LE INDAGINI - Nel mirino della Procura sono finiti i lavori di ampliamento del cimitero comunale di Capaccio. Le indagini sono iniziate negli ultimi mesi del 2014 a seguito di un’interrogazione consiliare e sono proseguite nel corso dei due anni successivi con l’acquisizione di documenti pubblici, intercettazioni telefoniche e tra presenti, accertamenti tecnici, dichiarazioni rese dall’imprenditore incaricato di eseguire i lavori, rispetto alle quali sono stati ottenuti importanti e decisivi riscontri. Fin dai primi accertamenti svolti è emerso che l'intervento di ampliamento del cimitero di Capaccio era stato affidato in concessione all'Associazione Temporanea di Impresa composta da Ktesis srl (ex Giacomo Caterino Building Contractor srl), Navab Cosruzioni srl e Tekno Eco sas di Gaetano Pisciotta & C il 20 maggio 2008; dopo che vi era stata il 15 maggio 2014 la costituzione della "Società di Progetto Le Ceneri Paestum", con capitale sociale di 24 mila euro, suddiviso in 49,02 Nabav Costruzioni, 49,02 Ktesis srl, 1,96 Tekno Eco sas, l'intervento fu trasferito alla medesima società. Le indagini, quindi, hanno consentito di verificare che l’amministratore della Progetto Le Ceneri Paestum era Rossella Marino, coniuge di Giacomo Caterino, quest'ultimo titolare della maggioranza delle quote della partecipante Ktesis srl, a sua volta amministrata dal padre Paolo Caterino. L'amministratore dell'altra partecipante Nabav Costruzioni era Arturo Noviello, zio di Caterino Paolo.

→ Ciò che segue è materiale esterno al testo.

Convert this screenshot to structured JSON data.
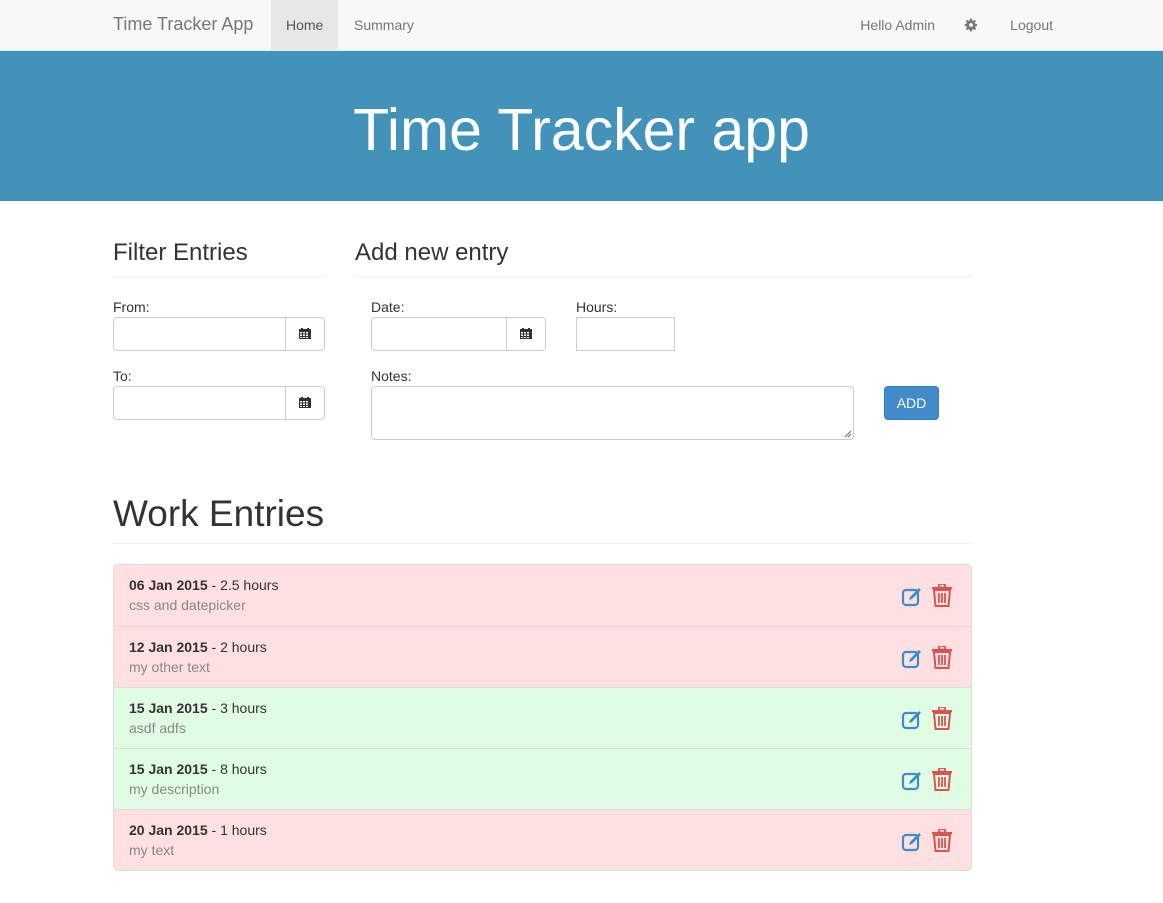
{
  "navbar": {
    "brand": "Time Tracker App",
    "home": "Home",
    "summary": "Summary",
    "hello": "Hello Admin",
    "gear_icon": "gear-icon",
    "logout": "Logout"
  },
  "hero": {
    "title": "Time Tracker app"
  },
  "filter": {
    "heading": "Filter Entries",
    "from_label": "From:",
    "to_label": "To:",
    "from_value": "",
    "to_value": ""
  },
  "add_entry": {
    "heading": "Add new entry",
    "date_label": "Date:",
    "hours_label": "Hours:",
    "notes_label": "Notes:",
    "button": "ADD"
  },
  "work_entries": {
    "heading": "Work Entries",
    "items": [
      {
        "date": "06 Jan 2015",
        "hours": " - 2.5 hours",
        "note": "css and datepicker",
        "status": "bad"
      },
      {
        "date": "12 Jan 2015",
        "hours": " - 2 hours",
        "note": "my other text",
        "status": "bad"
      },
      {
        "date": "15 Jan 2015",
        "hours": " - 3 hours",
        "note": "asdf adfs",
        "status": "good"
      },
      {
        "date": "15 Jan 2015",
        "hours": " - 8 hours",
        "note": "my description",
        "status": "good"
      },
      {
        "date": "20 Jan 2015",
        "hours": " - 1 hours",
        "note": "my text",
        "status": "bad"
      }
    ]
  },
  "colors": {
    "hero": "#4292b9",
    "entry_bad": "#fee0e0",
    "entry_good": "#e0fde3",
    "button": "#428bca",
    "edit_icon": "#428bca",
    "trash_icon": "#d9534f"
  }
}
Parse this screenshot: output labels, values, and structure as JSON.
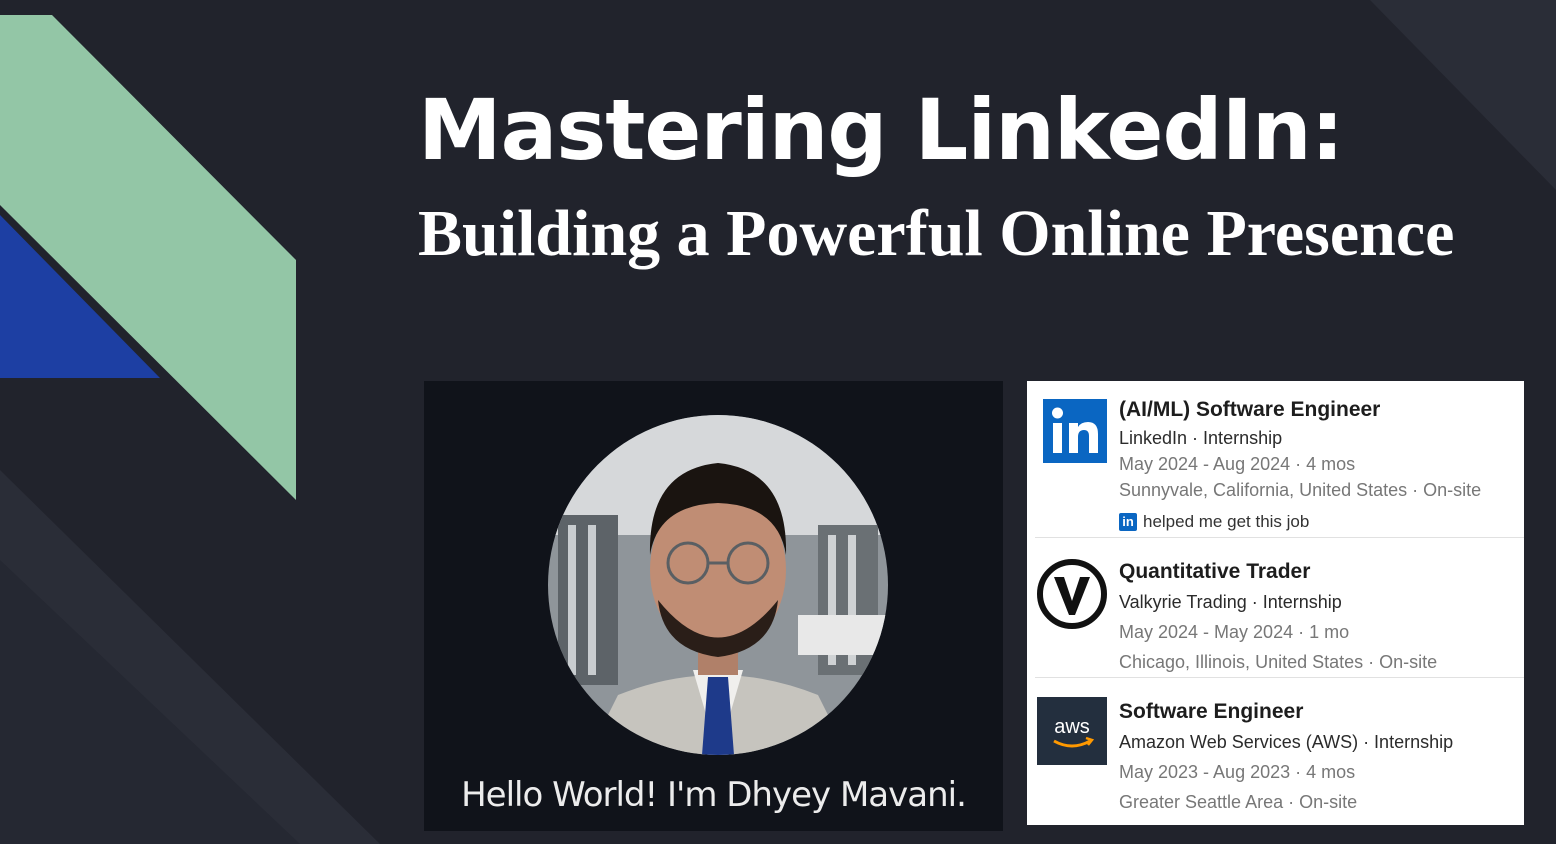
{
  "slide": {
    "title": "Mastering LinkedIn:",
    "subtitle": "Building a Powerful Online Presence"
  },
  "profile": {
    "caption": "Hello World! I'm Dhyey Mavani."
  },
  "experience": [
    {
      "logo": "linkedin-logo",
      "logo_text": "in",
      "role": "(AI/ML) Software Engineer",
      "company": "LinkedIn · Internship",
      "dates": "May 2024 - Aug 2024 · 4 mos",
      "location": "Sunnyvale, California, United States · On-site",
      "note_icon": "in",
      "note": "helped me get this job"
    },
    {
      "logo": "valkyrie-logo",
      "role": "Quantitative Trader",
      "company": "Valkyrie Trading · Internship",
      "dates": "May 2024 - May 2024 · 1 mo",
      "location": "Chicago, Illinois, United States · On-site"
    },
    {
      "logo": "aws-logo",
      "logo_text": "aws",
      "role": "Software Engineer",
      "company": "Amazon Web Services (AWS) · Internship",
      "dates": "May 2023 - Aug 2023 · 4 mos",
      "location": "Greater Seattle Area · On-site"
    }
  ],
  "colors": {
    "background": "#21232c",
    "mint_accent": "#93c6a6",
    "blue_accent": "#1d3fa3",
    "linkedin_blue": "#0a66c2",
    "aws_navy": "#232f3e",
    "aws_orange": "#ff9900"
  }
}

IN ODORE DI CAMORRA - La Nabav Costruzioni srl era stata colpita da un’interdittiva antimafia, con decreto del Prefetto di Caserta (19 luglio 2013), mentre l’altra partecipante all’A.T.I, la Ktesis srl, aveva subito il sequestro delle quote, disposto dal gip presso il Tribunale di Napoli su richiesta della DDA, in quanto accusata del reato di “turbata libertà degli incanti aggravata dal metodo mafioso”, formalmente contestato con l’applicazione della custodia in carcere nei confronti del socio Giacomo Caterino (successivamente condannati dalla Corte di Appello di Napoli il 10 luglio 2014). Quest’ultimo è il figlio dell’imprenditore Paolo Caterino, cugino di Antonio Iovine, condannato più volte con sentenza irrevocabile in quanto affiliato al clan dei “Casalesi” diventato successivamente collaboratore di giustizia. Ma, nonostante tali provvedimenti, il responsabile dell’ufficio tecnico Rodolfo Sabelli ometteva di acquisire la richiesta di documentazione antimafia. Le intercettazioni, infatti, hanno consentito di accertare l’esistenza di relazioni tra gli esponenti della società e il funzionario pubblico, confermando la natura dolosa delle violazioni di legge. E proprio su tali violazioni si fondava l’iniziativa svolta presso il Lido Mediterraneo dall’allora capogruppo di maggioranza Roberto Ciuccio, il quale, interloquendo a nome di Ragni e di Leopoldo Marrandino (consigliere comunale), intimava all’imprenditore Giacomo  Caterino di versare 2500 euro come tangente per ogni cappella da realizzare minacciando di fare ostruzionismo nel caso la richiesta non venisse accolta in modo da non consentire l’avvio dei lavori. Nove sono complessivamente gli indagati per i quali è stato emesso l’avviso di conclusione delle indagini preliminari.